Personnellement, quand je lis ce genre de passage, je me dis « Quel gâchis ». Quel gâchis d’être capable de tant d’intelligence et de finesse et de les mettre au service d’un appareil destructeur… La secrétaire de Goebbels le décrivait elle aussi comme « un homme cultivé, élégant ». Speer affirme justement que Goebbels avait « une sorte de raffinement dans la vilenie », mettant son intelligence au service de vengeances machiavéliquement soignées, contrairement à Hitler, plus direct. Là encore, ça ne fait que souligner le manque de finesse intellectuelle du personnage.

On apprend qu’il « préférait les divertissements sans prétention et les films d’amour ». Qu’il « n’avait aucun humour » bien qu’il soit capable de rire aux larmes aux blagues des autres, surtout quand elles tournaient quelqu’un en dérision. Qu’il était très impressionné par l’architecture parisienne, en particulier les boulevards imaginés par Haussmann. Mais son raisonnement était là aussi trop « simplet » :

« La passion qu’il montrait pour les édifices promis à l’éternité l’empêchait de s’intéresser aux structures du trafic, aux zones d’urbanisation et aux espaces verts : la dimension sociale lui était totalement indifférente ».

Lorsqu’il se rend enfin à Paris et découvre la capitale française « en vrai » pour la première fois le temps d’une courte visite, il affirme que « c’était le rêve de [sa] vie de visiter Paris ».

Hitler pose devant la Tour Eiffel avec Albert Speer et Arno Breker

Quant à la sphère politique, on y retrouve ce même côté « mal dégrossi », sans finesse. Hitler semble prendre une multitude de décisions totalement arbitraires. « Il croyait pouvoir se fier à des indices isolés et en tirer des conclusions importantes », résume Speer.

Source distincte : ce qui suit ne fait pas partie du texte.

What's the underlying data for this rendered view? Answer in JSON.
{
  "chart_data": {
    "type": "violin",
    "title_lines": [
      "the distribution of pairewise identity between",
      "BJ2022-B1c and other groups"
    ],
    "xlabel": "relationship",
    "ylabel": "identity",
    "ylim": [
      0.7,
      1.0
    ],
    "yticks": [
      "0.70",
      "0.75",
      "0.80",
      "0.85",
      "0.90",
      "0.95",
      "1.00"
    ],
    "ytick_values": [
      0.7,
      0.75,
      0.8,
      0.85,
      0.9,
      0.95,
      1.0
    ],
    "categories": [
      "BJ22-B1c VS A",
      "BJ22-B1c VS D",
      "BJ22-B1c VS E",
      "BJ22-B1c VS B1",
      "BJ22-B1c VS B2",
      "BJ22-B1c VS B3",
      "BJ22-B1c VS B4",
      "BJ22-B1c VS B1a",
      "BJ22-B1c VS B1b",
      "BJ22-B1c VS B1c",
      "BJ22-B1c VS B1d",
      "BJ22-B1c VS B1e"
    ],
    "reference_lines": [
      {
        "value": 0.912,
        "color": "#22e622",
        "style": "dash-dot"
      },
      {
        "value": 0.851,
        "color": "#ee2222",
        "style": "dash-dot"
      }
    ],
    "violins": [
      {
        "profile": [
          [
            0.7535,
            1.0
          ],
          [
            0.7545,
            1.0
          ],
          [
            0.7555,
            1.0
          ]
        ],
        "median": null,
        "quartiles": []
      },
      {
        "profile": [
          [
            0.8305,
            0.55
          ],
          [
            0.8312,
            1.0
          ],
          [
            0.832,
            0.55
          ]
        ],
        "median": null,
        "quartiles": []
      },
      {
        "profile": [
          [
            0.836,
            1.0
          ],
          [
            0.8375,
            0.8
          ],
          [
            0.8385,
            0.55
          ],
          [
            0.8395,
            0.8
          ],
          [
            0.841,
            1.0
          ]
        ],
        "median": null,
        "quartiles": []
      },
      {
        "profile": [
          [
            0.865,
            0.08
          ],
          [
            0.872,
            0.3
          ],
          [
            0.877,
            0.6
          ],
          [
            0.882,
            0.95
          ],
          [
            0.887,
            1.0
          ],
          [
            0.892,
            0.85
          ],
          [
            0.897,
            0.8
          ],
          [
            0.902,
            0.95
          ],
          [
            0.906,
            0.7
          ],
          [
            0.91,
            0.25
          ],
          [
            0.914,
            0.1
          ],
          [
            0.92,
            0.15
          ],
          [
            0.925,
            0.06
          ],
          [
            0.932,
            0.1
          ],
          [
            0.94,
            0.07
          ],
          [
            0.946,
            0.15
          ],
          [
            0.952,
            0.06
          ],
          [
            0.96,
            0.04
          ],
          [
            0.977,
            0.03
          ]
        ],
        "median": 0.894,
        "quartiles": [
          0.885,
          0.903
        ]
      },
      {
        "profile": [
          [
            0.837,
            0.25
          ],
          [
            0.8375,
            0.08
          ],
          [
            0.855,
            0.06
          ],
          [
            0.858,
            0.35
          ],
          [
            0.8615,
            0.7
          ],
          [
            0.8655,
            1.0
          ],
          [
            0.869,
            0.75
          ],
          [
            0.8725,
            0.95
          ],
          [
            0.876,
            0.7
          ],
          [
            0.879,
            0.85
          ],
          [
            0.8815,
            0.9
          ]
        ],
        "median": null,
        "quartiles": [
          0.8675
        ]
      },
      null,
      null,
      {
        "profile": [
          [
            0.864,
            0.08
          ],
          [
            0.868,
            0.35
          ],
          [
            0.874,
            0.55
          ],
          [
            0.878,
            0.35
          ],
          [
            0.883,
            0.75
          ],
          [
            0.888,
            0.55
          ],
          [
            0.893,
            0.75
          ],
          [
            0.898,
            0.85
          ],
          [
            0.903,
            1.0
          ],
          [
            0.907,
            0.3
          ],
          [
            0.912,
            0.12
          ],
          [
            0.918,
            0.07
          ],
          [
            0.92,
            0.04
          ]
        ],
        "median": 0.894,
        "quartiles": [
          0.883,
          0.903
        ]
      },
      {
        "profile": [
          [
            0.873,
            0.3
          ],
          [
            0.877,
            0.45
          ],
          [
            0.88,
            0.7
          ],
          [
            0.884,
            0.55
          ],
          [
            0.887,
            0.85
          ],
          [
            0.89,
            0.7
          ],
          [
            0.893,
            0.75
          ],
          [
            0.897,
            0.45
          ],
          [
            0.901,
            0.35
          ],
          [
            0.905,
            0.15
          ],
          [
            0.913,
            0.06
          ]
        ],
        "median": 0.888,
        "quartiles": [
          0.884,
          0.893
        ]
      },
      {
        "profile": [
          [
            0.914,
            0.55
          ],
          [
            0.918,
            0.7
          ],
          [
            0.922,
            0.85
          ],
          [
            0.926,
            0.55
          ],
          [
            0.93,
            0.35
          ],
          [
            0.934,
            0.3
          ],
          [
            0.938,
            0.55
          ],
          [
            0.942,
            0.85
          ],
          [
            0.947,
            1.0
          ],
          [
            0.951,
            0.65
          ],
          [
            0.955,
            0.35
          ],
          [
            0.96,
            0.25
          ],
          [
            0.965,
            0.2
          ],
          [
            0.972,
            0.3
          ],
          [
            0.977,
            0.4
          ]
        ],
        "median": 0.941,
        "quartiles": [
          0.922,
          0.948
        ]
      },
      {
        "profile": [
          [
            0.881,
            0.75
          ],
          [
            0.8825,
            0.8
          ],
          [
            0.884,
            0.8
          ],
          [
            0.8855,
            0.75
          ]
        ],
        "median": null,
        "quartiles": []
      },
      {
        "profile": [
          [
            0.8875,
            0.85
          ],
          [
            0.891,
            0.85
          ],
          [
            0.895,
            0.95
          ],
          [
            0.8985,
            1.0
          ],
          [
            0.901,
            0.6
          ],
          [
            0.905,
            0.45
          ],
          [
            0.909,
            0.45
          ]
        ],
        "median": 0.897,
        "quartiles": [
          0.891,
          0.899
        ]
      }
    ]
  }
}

Il dresse de lui le portrait d’un homme impulsif, qui choisit ses collaborateurs parmi des non-spécialistes d’un sujet et élimine les opposants en les remplaçant peu à peu par des gens maniables, jusqu’à ne plus rencontrer aucune opposition.

« Les compromis de Hitler étaient des expédients redoutés de tout le monde ; loin de résoudre les difficultés, ils ne faisaient que rendre les problèmes plus complexes et plus inextricables ».

Même lorsqu’il s’agit de technologie, il reste bloqué sur sa propre expérience de soldat pendant la Première Guerre Mondiale, ne pouvant concevoir un concept comme la bombe atomique qui, selon Speer, « était au-dessus de ses facultés intellectuelles ».

« L’un des traits marquants du caractère de Hitler était son dilettantisme. Il n’avait jamais appris un métier, et au fond il est toujours resté un profane (…). Comme il arrive généralement avec les êtres dépourvus de formation, il courut à sa perte dès que survinrent les premiers revers. Son ignorance des règles du jeu apparut alors comme une incapacité d’un ordre différent, cette carence cessa d’être un avantage ».

Speer raconte qu’Hitler adorait étaler des chiffres qu’il apprenait par cœur, pour avoir l’air d’être un spécialiste. Il adorait tout autant écouter les optimistes qui affirmaient croire encore à sa victoire quand la guerre avait pourtant déjà tourné dans la mauvaise direction.

Eva Braun, figure tragique

Eva Braun, sa maîtresse, apparaît comme une pauvre femme qui inspire davantage la pitié que le mépris. Selon Speer, elle dépendait financièrement de Bormann, le secrétaire d’Hitler, qui lui donnait de quoi vivre. Hitler ne veut pas être trop vu avec elle et encore une fois, on retrouve la trace d’un comportement qui tient plus de la rock star que du politicien… car il est persuadé qu’il perdra un peu de son attrait pour le peuple si son cœur apparaît comme pris.

La façon dont Eva Braun est traitée est profondément triste. Elle « devait rester dans sa chambre. Manifestement, Hitler ne la considérait comme présentable que dans certaines limites ». Speer raconte : « Elle menait une vie complètement coupée de tout, se glissant par une porte et un escalier de derrière, ne descendant jamais dans les pièces du rez-de-chaussée ».

Speer ajoute : « [Hitler] exposait devant elle son point de vue sur la femme : ‘Les hommes très intelligents doivent prendre une femme primitive et bête. Vous me voyez avec une femme mettant le nez dans mes affaires ! »

C’est presque ironique qu’Hitler ait fini par l’épouser juste avant de mourir… Début avril 1945, elle rejoint Hitler à Berlin et malgré les incitations de celui-ci à la faire retourner à Munich, elle refuse obstinément de quitter Hitler. « Chacun dans le bunker savait pourquoi elle était venue. Tel un symbole tangible, elle s’était installée là en messagère de la mort ».

Un profond sentiment de vacuité

Très tôt dans le livre Au coeur du Troisième Reich, Speer évoque le côté abrutissant du régime nazi : « on avait inculqué aux petits militants que la grande politique était beaucoup trop compliquée pour qu’ils puissent en juger. En conséquence, on se sentait constamment pris en charge, jamais personne n’était invité à prendre ses propres responsabilités ».

Et au-delà de ça, le manque d’intelligence qui émane d’Hitler se retrouve très vite quand Speer fait le récit de son quotidien quand il vivait au Berghof. Un quotidien à mourir d’ennui…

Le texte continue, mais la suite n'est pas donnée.